Great political cartoons, seven years too early

Jeremy Nell, a.k.a. JERM (political cartoonist nicknames rule), may be the unluckiest guy in South Africa. According to PRI, He was fired from his position at The New Age in 2012 for basically just doing his job. He drew editorial cartoons about the African Ruling Congress and then-President Jacob Zuma, who served as president of South Africa from 2008 until 2019. But like so many on this list, his targets were just a little too cozy with his paper.

Zuma is widely recognized as a controversial figure today. Al-Jazeera reports that his rap sheet goes all the way back to the 1990s, with charges ranging from arms dealing to bribery. As of 2019, he has yet to be tried in a court in any conclusive way. The guy just keeps appealing and angling for delays.

But it was a different world in 2012, and Zuma had ties to the owners of The New Age, so JERM got the boot. But he found a new gig at Africa's biggest TV network, according to BizCommunity. He even went on the record to drag "dwindling" print media and say how excited he was to now join digital media, the future of cartooning.

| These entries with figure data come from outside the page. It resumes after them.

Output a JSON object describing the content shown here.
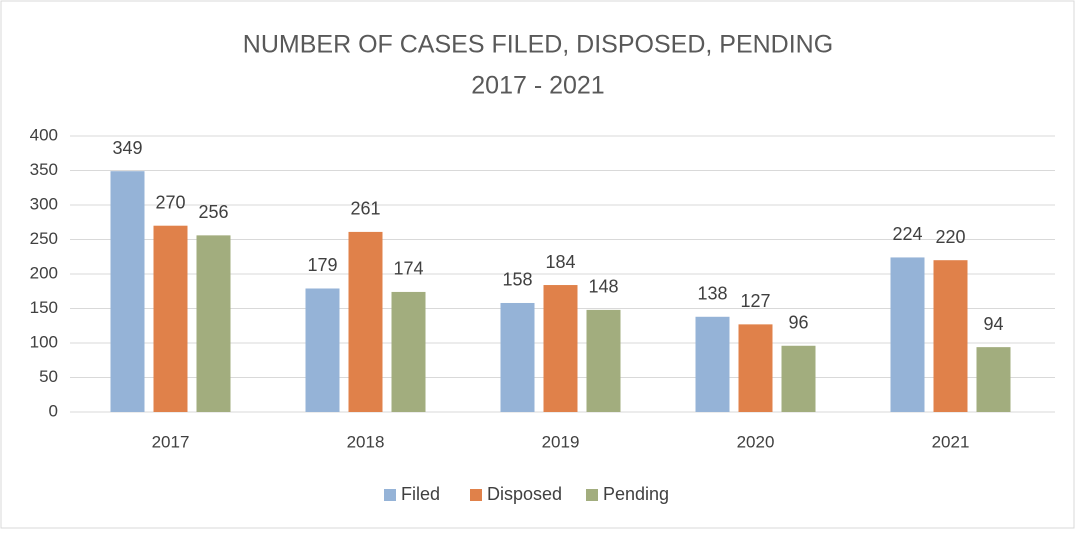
{
  "chart_data": {
    "type": "bar",
    "title": "NUMBER OF CASES FILED, DISPOSED, PENDING",
    "subtitle": "2017 - 2021",
    "categories": [
      "2017",
      "2018",
      "2019",
      "2020",
      "2021"
    ],
    "series": [
      {
        "name": "Filed",
        "color": "#95b3d7",
        "values": [
          349,
          179,
          158,
          138,
          224
        ]
      },
      {
        "name": "Disposed",
        "color": "#e0814a",
        "values": [
          270,
          261,
          184,
          127,
          220
        ]
      },
      {
        "name": "Pending",
        "color": "#a2ad7e",
        "values": [
          256,
          174,
          148,
          96,
          94
        ]
      }
    ],
    "ylim": [
      0,
      400
    ],
    "yticks": [
      0,
      50,
      100,
      150,
      200,
      250,
      300,
      350,
      400
    ],
    "grid": true,
    "legend": "bottom"
  }
}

Gado, king of the (benevolent) trolls

Africa produces some of the best troll-style political cartoonists, which is absolutely meant as a compliment. Reuters reported in 2016 that Godfrey "Gado" Mwampembwa was fired from the newspaper the Daily Nation after working there for 23 years. The word was that Gado's tenure was just coming to a "natural" end. But he and many others suspected otherwise.

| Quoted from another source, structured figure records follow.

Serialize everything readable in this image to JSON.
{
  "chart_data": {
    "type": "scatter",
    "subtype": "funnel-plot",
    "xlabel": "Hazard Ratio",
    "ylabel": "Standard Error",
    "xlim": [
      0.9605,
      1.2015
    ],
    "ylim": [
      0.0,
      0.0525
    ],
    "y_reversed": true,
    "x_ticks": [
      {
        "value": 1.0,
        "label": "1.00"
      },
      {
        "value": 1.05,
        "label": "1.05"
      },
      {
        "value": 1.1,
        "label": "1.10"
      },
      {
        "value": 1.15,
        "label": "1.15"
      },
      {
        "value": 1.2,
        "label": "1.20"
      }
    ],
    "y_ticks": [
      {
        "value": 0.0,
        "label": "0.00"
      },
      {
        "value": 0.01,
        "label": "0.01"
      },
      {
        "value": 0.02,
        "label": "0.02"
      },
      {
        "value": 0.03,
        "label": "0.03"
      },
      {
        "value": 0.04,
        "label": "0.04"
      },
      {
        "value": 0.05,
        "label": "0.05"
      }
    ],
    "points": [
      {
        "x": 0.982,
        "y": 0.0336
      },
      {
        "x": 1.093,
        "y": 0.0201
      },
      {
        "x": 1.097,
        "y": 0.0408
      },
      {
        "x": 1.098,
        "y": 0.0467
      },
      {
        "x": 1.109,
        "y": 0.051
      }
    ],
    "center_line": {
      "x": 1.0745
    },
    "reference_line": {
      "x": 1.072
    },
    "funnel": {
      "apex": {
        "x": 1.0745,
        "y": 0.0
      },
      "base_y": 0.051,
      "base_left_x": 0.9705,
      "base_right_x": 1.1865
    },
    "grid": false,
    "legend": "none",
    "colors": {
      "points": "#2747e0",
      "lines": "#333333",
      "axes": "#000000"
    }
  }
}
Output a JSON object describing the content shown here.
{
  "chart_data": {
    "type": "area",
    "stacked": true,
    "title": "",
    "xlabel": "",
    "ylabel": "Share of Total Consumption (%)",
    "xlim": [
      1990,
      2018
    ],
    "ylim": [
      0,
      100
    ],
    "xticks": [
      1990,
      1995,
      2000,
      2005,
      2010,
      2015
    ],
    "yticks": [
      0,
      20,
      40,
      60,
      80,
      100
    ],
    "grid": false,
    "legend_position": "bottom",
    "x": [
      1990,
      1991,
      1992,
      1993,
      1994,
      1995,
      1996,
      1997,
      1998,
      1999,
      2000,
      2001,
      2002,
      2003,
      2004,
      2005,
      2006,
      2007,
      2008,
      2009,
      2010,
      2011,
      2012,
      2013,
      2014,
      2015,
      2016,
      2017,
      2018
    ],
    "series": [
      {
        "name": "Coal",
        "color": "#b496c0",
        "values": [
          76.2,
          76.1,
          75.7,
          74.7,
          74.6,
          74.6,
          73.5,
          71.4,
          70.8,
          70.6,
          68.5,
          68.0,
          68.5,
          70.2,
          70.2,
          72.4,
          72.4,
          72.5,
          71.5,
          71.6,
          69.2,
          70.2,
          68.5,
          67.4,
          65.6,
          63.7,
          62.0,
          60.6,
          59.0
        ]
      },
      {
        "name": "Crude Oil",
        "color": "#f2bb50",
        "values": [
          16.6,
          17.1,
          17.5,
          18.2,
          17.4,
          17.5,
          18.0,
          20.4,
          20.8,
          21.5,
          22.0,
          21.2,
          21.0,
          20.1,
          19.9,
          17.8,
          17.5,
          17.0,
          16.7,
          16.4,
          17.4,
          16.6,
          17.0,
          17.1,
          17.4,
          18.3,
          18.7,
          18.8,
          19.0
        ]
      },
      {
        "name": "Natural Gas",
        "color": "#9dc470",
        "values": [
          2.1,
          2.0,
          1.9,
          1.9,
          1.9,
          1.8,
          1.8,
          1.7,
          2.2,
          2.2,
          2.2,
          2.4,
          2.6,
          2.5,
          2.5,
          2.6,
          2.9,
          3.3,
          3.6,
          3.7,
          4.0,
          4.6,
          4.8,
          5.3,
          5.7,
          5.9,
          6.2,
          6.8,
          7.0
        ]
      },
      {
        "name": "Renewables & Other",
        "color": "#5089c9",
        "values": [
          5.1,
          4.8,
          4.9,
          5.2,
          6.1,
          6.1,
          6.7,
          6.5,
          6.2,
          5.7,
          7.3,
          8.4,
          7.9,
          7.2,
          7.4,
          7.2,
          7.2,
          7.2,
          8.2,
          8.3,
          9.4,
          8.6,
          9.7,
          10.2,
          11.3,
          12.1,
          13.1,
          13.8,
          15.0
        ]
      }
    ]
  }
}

Gado already had a bit of a reputation for fiercely going after people in power before the Daily Nation fired him. He had founded a satire-based puppet show called XYZ at the time of his firing. Kenyan president Uhuru Kenyatta tried to sue Gado's paper because of one of his cartoons before the dude had even been elected president. The cartoon, which was published in the Daily Nation's sister publication the East African (and reprinted in the New York Times Review of Books), that sent Gado on a sabbatical and then to unemployment showed the president of Tanzania at the time lounging around like a Greek god. He's being fed by women labelled Corruption, Cronyism, and Incompetence. The paper was banned entirely from Tanzania for a time, which is funny considering Gado is a Tanzania native.

But Gado's doing just fine. The Financial Times reported in 2017 that he was still drawing and had intentionally moved closer to the president's home after losing his job. A political troll's job is never done.